Ganz am Ende schafft es Into The Ground, ganz viel Witz mit Balkan-Bläsern und einem Gitarren-Break in bester Red-Hot-Chili-Peppers-Manier zu vereinen. “Hip hop comes from a mesh of different music, and sampling’s always been a massive part of the rap scene. And Into The Ground was also me going back to my rap roots, and battling roots. A lot of it, the words are… well, not for the sake of it, but it’s about the wordplay, it’s about the sport. A lot of people who start crossing over forget that there is a sport to this, and it’s a sport that I care a helluvva lot about, ’cause it’s how I came up. So wordplay, punchlines, flow, all that stuff are really important to me – as well as having a dig back at certain people who said certain things about me”, sagt Professor Green und liefert so immerhin noch ein Schlusswort, dass dann doch ganz und gar typisch HipHop ist.

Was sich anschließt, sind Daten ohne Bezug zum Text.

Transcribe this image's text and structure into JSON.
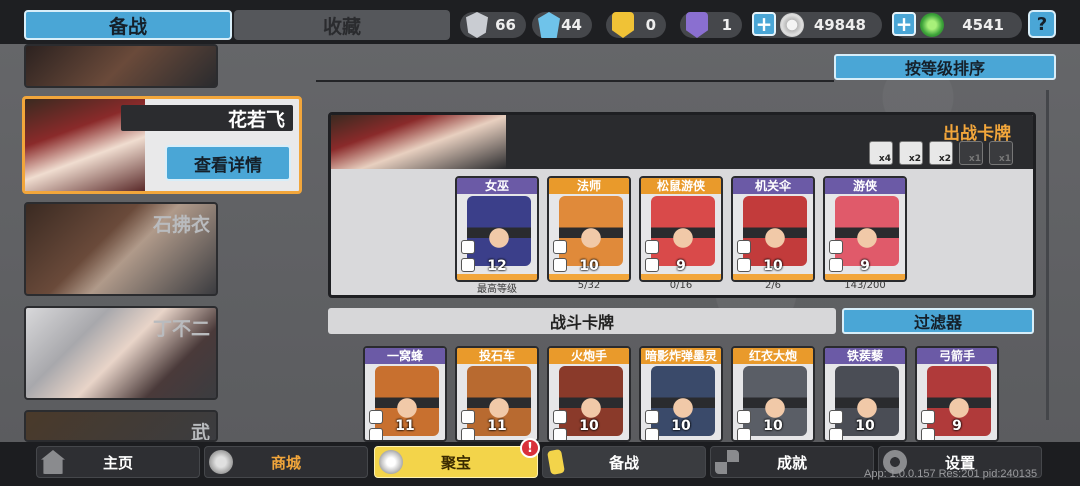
{
  "top_tabs": {
    "active": "备战",
    "other": "收藏"
  },
  "resources": [
    {
      "icon": "silver-shield-icon",
      "value": "66",
      "color": "#c9ccd2"
    },
    {
      "icon": "blue-crystal-icon",
      "value": "44",
      "color": "#6fc3ea"
    },
    {
      "icon": "gold-badge-icon",
      "value": "0",
      "color": "#f0c236"
    },
    {
      "icon": "purple-badge-icon",
      "value": "1",
      "color": "#8a6fd0"
    }
  ],
  "currency": {
    "silver": "49848",
    "green": "4541"
  },
  "help_label": "?",
  "sort_button": "按等级排序",
  "characters": [
    {
      "name": ""
    },
    {
      "name": "花若飞",
      "selected": true,
      "detail_label": "查看详情"
    },
    {
      "name": "石拂衣"
    },
    {
      "name": "丁不二"
    },
    {
      "name": "武"
    }
  ],
  "deploy": {
    "title": "出战卡牌",
    "multipliers": [
      "x4",
      "x2",
      "x2",
      "x1",
      "x1"
    ],
    "cards": [
      {
        "name": "女巫",
        "level": "12",
        "sub": "最高等级",
        "frame": "purple",
        "art": "#3b3f8a"
      },
      {
        "name": "法师",
        "level": "10",
        "sub": "5/32",
        "frame": "orange",
        "art": "#e08a3a"
      },
      {
        "name": "松鼠游侠",
        "level": "9",
        "sub": "0/16",
        "frame": "orange",
        "art": "#d94a4a"
      },
      {
        "name": "机关伞",
        "level": "10",
        "sub": "2/6",
        "frame": "purple",
        "art": "#c23b3b"
      },
      {
        "name": "游侠",
        "level": "9",
        "sub": "143/200",
        "frame": "purple",
        "art": "#e05a6a"
      }
    ]
  },
  "battle": {
    "title": "战斗卡牌",
    "filter_label": "过滤器",
    "cards": [
      {
        "name": "一窝蜂",
        "level": "11",
        "frame": "purple",
        "art": "#c8702f"
      },
      {
        "name": "投石车",
        "level": "11",
        "frame": "orange",
        "art": "#b86a30"
      },
      {
        "name": "火炮手",
        "level": "10",
        "frame": "orange",
        "art": "#8a3a2a"
      },
      {
        "name": "暗影炸弹墨灵",
        "level": "10",
        "frame": "orange",
        "art": "#3a4a6a"
      },
      {
        "name": "红衣大炮",
        "level": "10",
        "frame": "orange",
        "art": "#5a5e66"
      },
      {
        "name": "铁蒺藜",
        "level": "10",
        "frame": "purple",
        "art": "#4a4d55"
      },
      {
        "name": "弓箭手",
        "level": "9",
        "frame": "purple",
        "art": "#b03a3a"
      }
    ]
  },
  "nav": [
    {
      "label": "主页",
      "icon": "home-icon"
    },
    {
      "label": "商城",
      "icon": "coins-icon"
    },
    {
      "label": "聚宝",
      "icon": "treasure-bowl-icon",
      "badge": "!"
    },
    {
      "label": "备战",
      "icon": "cards-icon"
    },
    {
      "label": "成就",
      "icon": "achievement-icon"
    },
    {
      "label": "设置",
      "icon": "gear-icon"
    }
  ],
  "version": "App: 1.0.0.157 Res:201 pid:240135"
}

Wäre ja auch schlimm, wenn er an Glaubwürdigkeit, Ehrgeiz, Aggressivität oder Klasse gespart hätte.
Professor Greens At Your Inconvenience ist so vielseitig, dass es schon einmal einen viertelstündigen Albumtrailer vertragen kann:
httpv://www.youtube.com/watch?v=z3hJrQM57mg
Ein Gedanke zu “Hingehört: Professor Green – „At Your Inconvenience“”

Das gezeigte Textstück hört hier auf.